Je me trouve à Casa Voyageurs, entre deux trains. De retour de l'aéroport, j'attends mon train vers Tanger, prévu au départ à 13h45.
Autour de moi dans la gare, d’autres passagers vont et viennent, s’arrêtent, se reposent, courent vers leur train, se regroupent ou s’attendent patiemment. Les quelques places assises sont toutes occupées, je m’installe donc confortablement à même le sol, dans un recoin.
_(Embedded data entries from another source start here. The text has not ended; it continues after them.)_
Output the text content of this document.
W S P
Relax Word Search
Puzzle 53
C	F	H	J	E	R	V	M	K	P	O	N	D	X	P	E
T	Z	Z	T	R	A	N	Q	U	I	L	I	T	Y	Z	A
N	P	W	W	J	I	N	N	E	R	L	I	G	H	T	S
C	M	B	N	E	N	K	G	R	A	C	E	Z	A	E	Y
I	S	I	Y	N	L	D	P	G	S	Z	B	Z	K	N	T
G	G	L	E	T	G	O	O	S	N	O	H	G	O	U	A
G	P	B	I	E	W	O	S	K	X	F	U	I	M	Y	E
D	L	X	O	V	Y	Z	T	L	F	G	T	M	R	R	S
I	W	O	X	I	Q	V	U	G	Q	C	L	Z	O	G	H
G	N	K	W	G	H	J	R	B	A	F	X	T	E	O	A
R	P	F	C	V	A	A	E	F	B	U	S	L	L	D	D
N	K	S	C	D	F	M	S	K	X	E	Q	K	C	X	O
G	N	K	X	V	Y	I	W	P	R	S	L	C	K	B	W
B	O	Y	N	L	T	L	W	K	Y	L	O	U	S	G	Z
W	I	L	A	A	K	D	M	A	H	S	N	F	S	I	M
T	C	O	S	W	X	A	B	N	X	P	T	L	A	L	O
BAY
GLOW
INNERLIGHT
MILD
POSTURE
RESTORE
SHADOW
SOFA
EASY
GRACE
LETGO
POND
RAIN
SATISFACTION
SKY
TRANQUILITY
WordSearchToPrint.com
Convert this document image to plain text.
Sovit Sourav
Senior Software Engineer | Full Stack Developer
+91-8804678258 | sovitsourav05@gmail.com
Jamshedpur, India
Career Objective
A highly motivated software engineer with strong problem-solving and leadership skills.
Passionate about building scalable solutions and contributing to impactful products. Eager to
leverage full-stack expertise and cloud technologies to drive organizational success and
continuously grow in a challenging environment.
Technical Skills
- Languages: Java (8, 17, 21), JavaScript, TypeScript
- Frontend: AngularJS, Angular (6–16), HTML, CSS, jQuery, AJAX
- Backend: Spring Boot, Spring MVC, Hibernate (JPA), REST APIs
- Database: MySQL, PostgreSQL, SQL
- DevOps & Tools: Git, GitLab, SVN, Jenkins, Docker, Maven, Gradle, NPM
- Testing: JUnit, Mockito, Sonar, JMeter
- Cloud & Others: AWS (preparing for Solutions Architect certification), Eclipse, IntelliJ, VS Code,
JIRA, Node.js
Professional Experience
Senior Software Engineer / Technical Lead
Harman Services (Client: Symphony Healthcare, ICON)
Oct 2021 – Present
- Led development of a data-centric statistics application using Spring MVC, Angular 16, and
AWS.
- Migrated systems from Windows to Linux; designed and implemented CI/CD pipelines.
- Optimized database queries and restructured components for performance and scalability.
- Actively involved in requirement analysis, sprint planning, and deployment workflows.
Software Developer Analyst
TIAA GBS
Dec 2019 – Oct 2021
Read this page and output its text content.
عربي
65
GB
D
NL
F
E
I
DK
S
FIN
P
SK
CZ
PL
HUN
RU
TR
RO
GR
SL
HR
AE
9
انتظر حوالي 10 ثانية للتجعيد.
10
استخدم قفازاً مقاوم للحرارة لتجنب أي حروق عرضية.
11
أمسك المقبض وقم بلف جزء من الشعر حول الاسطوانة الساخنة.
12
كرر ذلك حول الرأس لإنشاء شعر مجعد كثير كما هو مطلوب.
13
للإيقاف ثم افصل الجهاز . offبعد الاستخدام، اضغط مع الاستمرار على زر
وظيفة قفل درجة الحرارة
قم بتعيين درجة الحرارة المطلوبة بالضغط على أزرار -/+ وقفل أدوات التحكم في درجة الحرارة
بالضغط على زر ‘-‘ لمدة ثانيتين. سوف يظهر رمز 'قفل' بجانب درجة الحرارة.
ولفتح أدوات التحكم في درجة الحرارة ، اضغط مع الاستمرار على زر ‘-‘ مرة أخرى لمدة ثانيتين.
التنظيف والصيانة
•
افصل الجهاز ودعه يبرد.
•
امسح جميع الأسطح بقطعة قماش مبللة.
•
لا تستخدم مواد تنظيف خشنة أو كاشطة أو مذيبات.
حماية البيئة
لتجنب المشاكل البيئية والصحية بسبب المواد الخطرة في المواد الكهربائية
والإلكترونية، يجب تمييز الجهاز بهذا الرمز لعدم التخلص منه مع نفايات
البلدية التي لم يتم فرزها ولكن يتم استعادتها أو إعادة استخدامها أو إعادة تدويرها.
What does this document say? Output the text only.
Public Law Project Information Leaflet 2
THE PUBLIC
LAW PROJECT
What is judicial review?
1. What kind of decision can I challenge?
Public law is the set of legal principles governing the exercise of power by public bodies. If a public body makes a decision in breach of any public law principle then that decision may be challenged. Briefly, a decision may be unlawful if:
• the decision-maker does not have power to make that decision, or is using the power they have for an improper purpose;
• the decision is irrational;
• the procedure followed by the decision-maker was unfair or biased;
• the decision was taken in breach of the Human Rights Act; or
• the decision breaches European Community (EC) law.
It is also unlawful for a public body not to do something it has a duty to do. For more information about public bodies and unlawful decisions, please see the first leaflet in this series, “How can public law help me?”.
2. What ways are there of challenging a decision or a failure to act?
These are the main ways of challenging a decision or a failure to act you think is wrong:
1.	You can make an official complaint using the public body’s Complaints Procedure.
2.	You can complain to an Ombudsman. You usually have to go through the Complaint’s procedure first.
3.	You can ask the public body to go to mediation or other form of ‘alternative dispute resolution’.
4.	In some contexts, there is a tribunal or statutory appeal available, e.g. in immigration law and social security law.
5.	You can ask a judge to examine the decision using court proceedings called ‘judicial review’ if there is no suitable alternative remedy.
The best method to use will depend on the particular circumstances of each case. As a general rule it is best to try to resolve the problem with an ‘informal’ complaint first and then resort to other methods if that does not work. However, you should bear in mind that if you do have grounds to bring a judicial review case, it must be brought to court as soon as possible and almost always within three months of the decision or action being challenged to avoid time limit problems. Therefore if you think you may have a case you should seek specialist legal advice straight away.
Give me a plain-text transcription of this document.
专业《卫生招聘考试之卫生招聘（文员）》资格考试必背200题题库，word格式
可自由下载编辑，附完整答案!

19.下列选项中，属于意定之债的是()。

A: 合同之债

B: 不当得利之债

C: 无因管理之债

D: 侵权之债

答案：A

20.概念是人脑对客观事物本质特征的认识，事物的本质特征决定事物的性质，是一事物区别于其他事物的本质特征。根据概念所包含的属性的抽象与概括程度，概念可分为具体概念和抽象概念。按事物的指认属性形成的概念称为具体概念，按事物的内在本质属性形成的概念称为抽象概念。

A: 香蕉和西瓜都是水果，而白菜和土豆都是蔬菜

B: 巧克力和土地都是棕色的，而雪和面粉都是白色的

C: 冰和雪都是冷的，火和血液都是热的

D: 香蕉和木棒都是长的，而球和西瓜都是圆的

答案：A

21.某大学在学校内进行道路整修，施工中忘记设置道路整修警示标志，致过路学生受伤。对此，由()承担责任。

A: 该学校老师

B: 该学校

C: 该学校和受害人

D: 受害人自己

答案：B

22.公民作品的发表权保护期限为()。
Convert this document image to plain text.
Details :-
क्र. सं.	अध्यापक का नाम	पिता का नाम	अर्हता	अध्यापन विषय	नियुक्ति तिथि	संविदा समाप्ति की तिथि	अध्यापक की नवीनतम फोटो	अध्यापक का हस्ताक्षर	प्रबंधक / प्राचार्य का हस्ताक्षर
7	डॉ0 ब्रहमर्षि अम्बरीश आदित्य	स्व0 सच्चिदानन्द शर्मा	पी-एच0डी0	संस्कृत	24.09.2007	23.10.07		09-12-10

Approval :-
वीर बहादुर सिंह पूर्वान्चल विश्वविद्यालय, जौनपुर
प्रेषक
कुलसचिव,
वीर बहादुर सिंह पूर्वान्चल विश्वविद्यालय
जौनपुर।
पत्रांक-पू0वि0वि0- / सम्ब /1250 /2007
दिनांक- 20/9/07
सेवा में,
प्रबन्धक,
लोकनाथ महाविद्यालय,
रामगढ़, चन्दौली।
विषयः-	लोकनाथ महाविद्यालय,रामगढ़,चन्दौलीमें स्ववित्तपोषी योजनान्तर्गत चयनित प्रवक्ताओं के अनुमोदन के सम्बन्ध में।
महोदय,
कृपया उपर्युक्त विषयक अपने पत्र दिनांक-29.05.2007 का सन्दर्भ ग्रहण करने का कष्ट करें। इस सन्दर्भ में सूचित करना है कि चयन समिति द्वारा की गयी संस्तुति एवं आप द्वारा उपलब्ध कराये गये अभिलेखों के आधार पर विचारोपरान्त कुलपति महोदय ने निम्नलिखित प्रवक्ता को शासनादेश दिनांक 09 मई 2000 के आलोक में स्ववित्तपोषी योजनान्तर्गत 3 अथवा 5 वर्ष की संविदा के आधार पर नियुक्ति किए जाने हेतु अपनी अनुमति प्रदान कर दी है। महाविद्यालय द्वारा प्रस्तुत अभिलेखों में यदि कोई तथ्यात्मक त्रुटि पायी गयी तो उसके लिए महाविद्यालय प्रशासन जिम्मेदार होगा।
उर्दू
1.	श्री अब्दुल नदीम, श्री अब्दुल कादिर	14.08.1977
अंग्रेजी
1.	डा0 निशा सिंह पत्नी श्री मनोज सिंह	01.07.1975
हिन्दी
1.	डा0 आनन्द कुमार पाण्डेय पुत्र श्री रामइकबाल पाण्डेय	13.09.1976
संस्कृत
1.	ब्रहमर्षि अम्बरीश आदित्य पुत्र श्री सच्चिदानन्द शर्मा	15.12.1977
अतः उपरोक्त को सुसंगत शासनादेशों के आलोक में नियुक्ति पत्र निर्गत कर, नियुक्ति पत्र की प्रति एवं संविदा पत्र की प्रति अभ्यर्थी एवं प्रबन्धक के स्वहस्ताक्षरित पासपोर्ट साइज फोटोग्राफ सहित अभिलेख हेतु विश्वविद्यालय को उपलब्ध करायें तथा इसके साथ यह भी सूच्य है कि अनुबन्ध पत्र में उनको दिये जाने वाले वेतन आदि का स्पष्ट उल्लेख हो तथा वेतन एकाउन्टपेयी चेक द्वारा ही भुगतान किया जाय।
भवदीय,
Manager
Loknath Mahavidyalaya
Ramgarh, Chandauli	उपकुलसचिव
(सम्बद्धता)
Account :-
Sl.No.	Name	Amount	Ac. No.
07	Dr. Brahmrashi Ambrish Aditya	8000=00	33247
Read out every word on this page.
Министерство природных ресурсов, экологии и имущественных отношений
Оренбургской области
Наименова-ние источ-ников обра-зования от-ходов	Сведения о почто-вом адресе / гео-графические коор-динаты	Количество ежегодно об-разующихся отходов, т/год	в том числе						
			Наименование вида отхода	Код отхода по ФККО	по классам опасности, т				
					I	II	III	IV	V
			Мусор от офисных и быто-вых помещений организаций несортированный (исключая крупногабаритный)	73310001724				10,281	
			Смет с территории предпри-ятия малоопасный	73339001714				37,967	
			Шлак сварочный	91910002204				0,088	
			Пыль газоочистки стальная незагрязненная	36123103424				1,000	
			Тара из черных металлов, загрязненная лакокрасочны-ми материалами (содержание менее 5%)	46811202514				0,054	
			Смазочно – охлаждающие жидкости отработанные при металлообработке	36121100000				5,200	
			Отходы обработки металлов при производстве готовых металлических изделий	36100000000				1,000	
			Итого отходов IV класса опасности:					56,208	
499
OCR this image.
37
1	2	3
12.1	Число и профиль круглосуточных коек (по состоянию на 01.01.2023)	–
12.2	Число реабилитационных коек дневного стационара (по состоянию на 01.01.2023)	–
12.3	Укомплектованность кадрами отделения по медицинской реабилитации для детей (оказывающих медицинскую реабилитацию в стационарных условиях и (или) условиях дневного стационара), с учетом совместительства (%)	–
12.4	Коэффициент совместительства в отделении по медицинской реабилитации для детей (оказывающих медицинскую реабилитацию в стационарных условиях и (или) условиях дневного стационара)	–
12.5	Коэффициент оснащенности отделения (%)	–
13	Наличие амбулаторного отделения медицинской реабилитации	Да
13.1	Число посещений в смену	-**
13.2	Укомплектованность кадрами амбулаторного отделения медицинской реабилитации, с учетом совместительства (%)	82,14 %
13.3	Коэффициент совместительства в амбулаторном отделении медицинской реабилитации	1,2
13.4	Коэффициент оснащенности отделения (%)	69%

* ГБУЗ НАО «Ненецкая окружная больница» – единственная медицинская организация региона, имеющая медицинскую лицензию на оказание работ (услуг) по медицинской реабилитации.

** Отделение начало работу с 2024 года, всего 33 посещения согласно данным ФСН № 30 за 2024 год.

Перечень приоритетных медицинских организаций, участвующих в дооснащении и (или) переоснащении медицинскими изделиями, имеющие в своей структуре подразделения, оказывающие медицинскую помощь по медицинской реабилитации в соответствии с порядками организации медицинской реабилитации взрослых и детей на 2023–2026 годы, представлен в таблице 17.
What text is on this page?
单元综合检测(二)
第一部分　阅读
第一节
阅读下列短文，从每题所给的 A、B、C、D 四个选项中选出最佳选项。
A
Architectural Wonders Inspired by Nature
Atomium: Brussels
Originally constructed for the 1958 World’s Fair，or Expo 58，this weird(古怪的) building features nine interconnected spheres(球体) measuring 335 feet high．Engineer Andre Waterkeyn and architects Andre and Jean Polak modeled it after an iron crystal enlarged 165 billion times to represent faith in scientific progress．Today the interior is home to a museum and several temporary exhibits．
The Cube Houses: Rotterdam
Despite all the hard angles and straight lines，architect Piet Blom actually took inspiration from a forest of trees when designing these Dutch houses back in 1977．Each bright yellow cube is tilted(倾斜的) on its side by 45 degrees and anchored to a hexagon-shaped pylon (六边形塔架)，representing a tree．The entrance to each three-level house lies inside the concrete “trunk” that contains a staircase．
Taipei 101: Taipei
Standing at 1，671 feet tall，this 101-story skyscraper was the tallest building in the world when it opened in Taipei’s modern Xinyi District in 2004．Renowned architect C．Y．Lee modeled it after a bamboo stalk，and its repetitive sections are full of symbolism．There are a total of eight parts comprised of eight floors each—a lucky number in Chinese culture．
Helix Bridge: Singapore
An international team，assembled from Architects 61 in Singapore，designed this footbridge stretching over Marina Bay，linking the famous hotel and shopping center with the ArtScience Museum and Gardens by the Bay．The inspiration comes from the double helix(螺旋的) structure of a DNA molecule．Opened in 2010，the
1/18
Un circuit délimité par des cordons a été installé devant les guichets mais personne ne l’utilise ; au moment où je commence à rédiger ces notes, huit personnes sont entassés sans ordre précis devant les deux guichets ouverts. Une employée de Royal Air Maroc, arrivée par le même train que moi en provenance de l’aéroport laisse sa valise à mes côtés et s’installe avec les autres au guichet. Son bagage a un collant Triputacion l’identifiant comme appartenant à un membre d’équipage.
Les hauts parleurs annoncent le retard du train de 13h07 vers l’aéroport. Je souris; ce train qui est prévu 7 minutes après chaque heure n’est jamais parti à temps dans les moments où j’étais dans cette gare.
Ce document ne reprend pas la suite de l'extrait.